You Can Take Your Temperature With A Meat Thermometer

Just like isopropyl alcohol and clean wipes, the coronavirus pandemic has turned oral thermometers into an impossibly hot commodity. If you’ve been unable to track one down to take your temperature, the solution might already be in your kitchen—as it turns out, meat thermometers work as well on human mouths as they do on roasts and steaks.

Instant-read digital meat thermometers work just like the one you keep in the medicine cabinet: Sanitise the probe with alcohol, tuck it firmly under your tongue, tightly close your lips, and wait for the numbers to stop changing. It might be a little pointier than you’re expecting, and it won’t beep at you when the reading is complete, but neither of these is a dealbreaker—especially when the alternative is not knowing whether you have a fever. Just pay attention to the numbers on the display and be gentle, so as to avoid stabbing yourself (or your family members) in the tongue.

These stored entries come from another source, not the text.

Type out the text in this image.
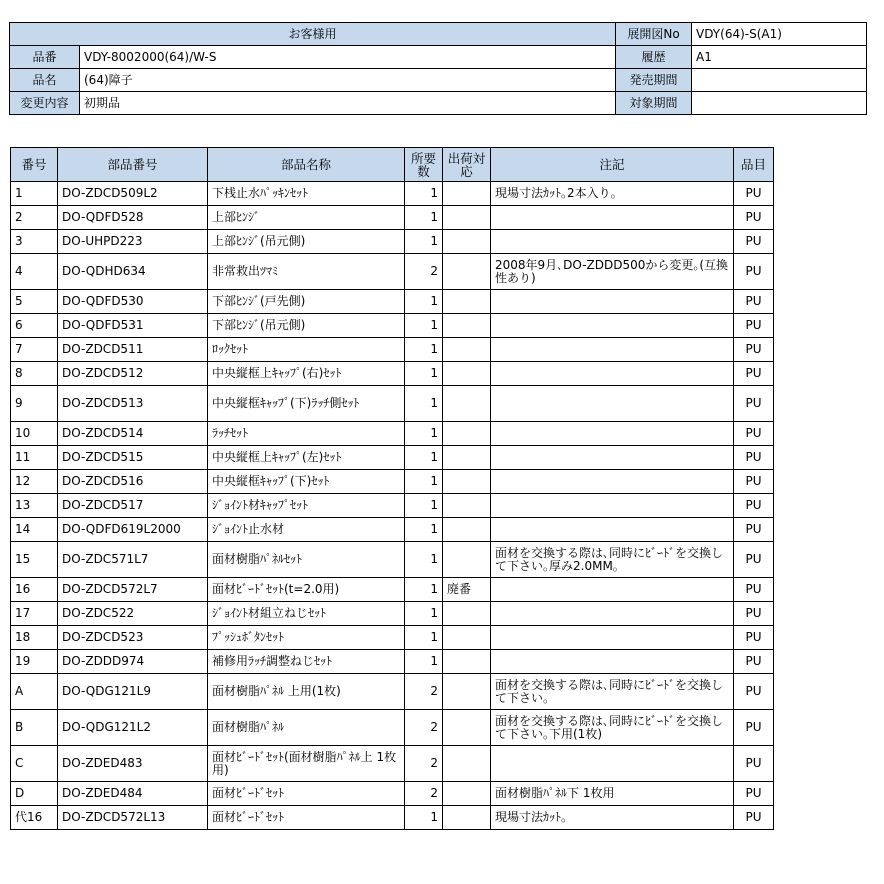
お客様用		展開図No	VDY(64)-S(A1)
品番	VDY-8002000(64)/W-S	履歴	A1
品名	(64)障子	発売期間	
変更内容	初期品	対象期間	
番号	部品番号	部品名称	所要数	出荷対応	注記	品目
1	DO-ZDCD509L2	下桟止水ﾊﾟｯｷﾝｾｯﾄ	1		現場寸法ｶｯﾄ｡2本入り｡	PU
2	DO-QDFD528	上部ﾋﾝｼﾞ	1			PU
3	DO-UHPD223	上部ﾋﾝｼﾞ(吊元側)	1			PU
4	DO-QDHD634	非常救出ﾂﾏﾐ	2		2008年9月､DO-ZDDD500から変更｡(互換性あり)	PU
5	DO-QDFD530	下部ﾋﾝｼﾞ(戸先側)	1			PU
6	DO-QDFD531	下部ﾋﾝｼﾞ(吊元側)	1			PU
7	DO-ZDCD511	ﾛｯｸｾｯﾄ	1			PU
8	DO-ZDCD512	中央縦框上ｷｬｯﾌﾟ(右)ｾｯﾄ	1			PU
9	DO-ZDCD513	中央縦框ｷｬｯﾌﾟ(下)ﾗｯﾁ側ｾｯﾄ	1			PU
10	DO-ZDCD514	ﾗｯﾁｾｯﾄ	1			PU
11	DO-ZDCD515	中央縦框上ｷｬｯﾌﾟ(左)ｾｯﾄ	1			PU
12	DO-ZDCD516	中央縦框ｷｬｯﾌﾟ(下)ｾｯﾄ	1			PU
13	DO-ZDCD517	ｼﾞｮｲﾝﾄ材ｷｬｯﾌﾟｾｯﾄ	1			PU
14	DO-QDFD619L2000	ｼﾞｮｲﾝﾄ止水材	1			PU
15	DO-ZDC571L7	面材樹脂ﾊﾟﾈﾙｾｯﾄ	1		面材を交換する際は､同時にﾋﾞｰﾄﾞを交換して下さい｡厚み2.0MM｡	PU
16	DO-ZDCD572L7	面材ﾋﾞｰﾄﾞｾｯﾄ(t=2.0用)	1	廃番		PU
17	DO-ZDC522	ｼﾞｮｲﾝﾄ材組立ねじｾｯﾄ	1			PU
18	DO-ZDCD523	ﾌﾟｯｼｭﾎﾞﾀﾝｾｯﾄ	1			PU
19	DO-ZDDD974	補修用ﾗｯﾁ調整ねじｾｯﾄ	1			PU
A	DO-QDG121L9	面材樹脂ﾊﾟﾈﾙ 上用(1枚)	2		面材を交換する際は､同時にﾋﾞｰﾄﾞを交換して下さい｡	PU
B	DO-QDG121L2	面材樹脂ﾊﾟﾈﾙ	2		面材を交換する際は､同時にﾋﾞｰﾄﾞを交換して下さい｡下用(1枚)	PU
C	DO-ZDED483	面材ﾋﾞｰﾄﾞｾｯﾄ(面材樹脂ﾊﾟﾈﾙ上 1枚用)	2			PU
D	DO-ZDED484	面材ﾋﾞｰﾄﾞｾｯﾄ	2		面材樹脂ﾊﾟﾈﾙ下 1枚用	PU
代16	DO-ZDCD572L13	面材ﾋﾞｰﾄﾞｾｯﾄ	1		現場寸法ｶｯﾄ｡	PU
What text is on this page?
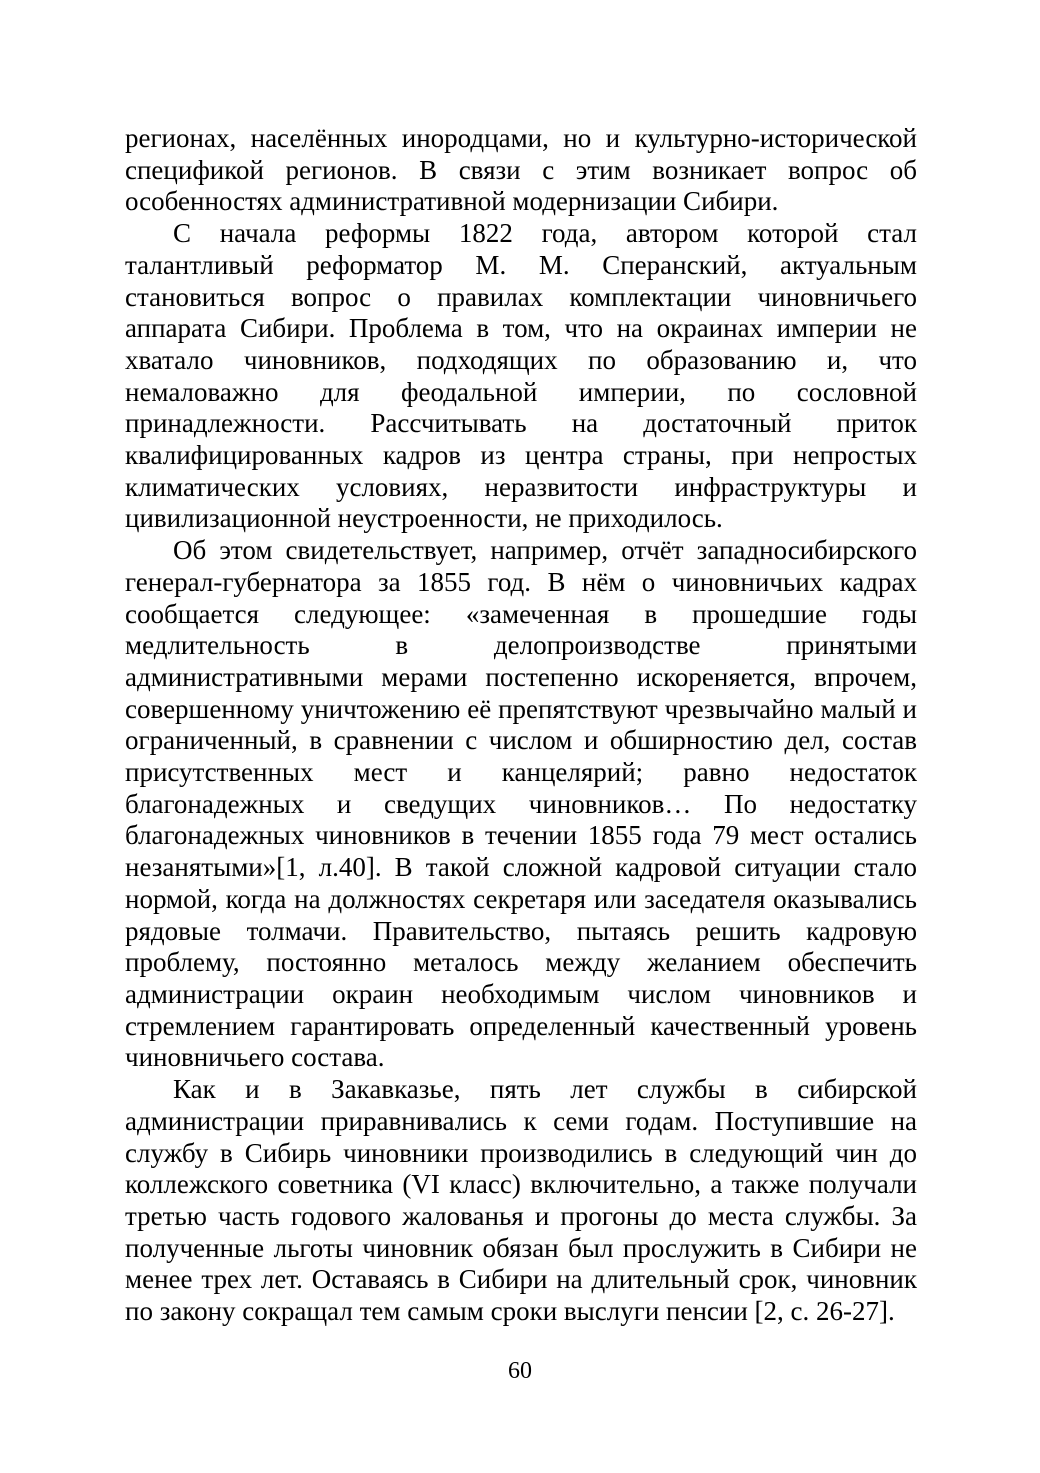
регионах, населённых инородцами, но и культурно-исторической спецификой регионов. В связи с этим возникает вопрос об особенностях административной модернизации Сибири.

С начала реформы 1822 года, автором которой стал талантливый реформатор М. М. Сперанский, актуальным становиться вопрос о правилах комплектации чиновничьего аппарата Сибири. Проблема в том, что на окраинах империи не хватало чиновников, подходящих по образованию и, что немаловажно для феодальной империи, по сословной принадлежности. Рассчитывать на достаточный приток квалифицированных кадров из центра страны, при непростых климатических условиях, неразвитости инфраструктуры и цивилизационной неустроенности, не приходилось.

Об этом свидетельствует, например, отчёт западносибирского генерал-губернатора за 1855 год. В нём о чиновничьих кадрах сообщается следующее: «замеченная в прошедшие годы медлительность в делопроизводстве принятыми административными мерами постепенно искореняется, впрочем, совершенному уничтожению её препятствуют чрезвычайно малый и ограниченный, в сравнении с числом и обширностию дел, состав присутственных мест и канцелярий; равно недостаток благонадежных и сведущих чиновников… По недостатку благонадежных чиновников в течении 1855 года 79 мест остались незанятыми»[1, л.40]. В такой сложной кадровой ситуации стало нормой, когда на должностях секретаря или заседателя оказывались рядовые толмачи. Правительство, пытаясь решить кадровую проблему, постоянно металось между желанием обеспечить администрации окраин необходимым числом чиновников и стремлением гарантировать определенный качественный уровень чиновничьего состава.

Как и в Закавказье, пять лет службы в сибирской администрации приравнивались к семи годам. Поступившие на службу в Сибирь чиновники производились в следующий чин до коллежского советника (VI класс) включительно, а также получали третью часть годового жалованья и прогоны до места службы. За полученные льготы чиновник обязан был прослужить в Сибири не менее трех лет. Оставаясь в Сибири на длительный срок, чиновник по закону сокращал тем самым сроки выслуги пенсии [2, с. 26-27].

60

Unfortunately, old-school dial thermometers are decidedly less useful for taking your temperature. They can work, provided that they can measure temperatures in the 100ºF range with single-degree accuracy. However, a bare-bones thermometer that measures in increments of 5 degrees is functionally useless because the difference between normal body temperature and a raging fever is often 2 degrees or less. If that’s all you have, it’s worth picking up a digital meat thermometer; they’re still well-stocked in stores, and at about $20, they’re inexpensive. Plus, when all this is over, you’ll have a handy kitchen tool to rely on for years to come.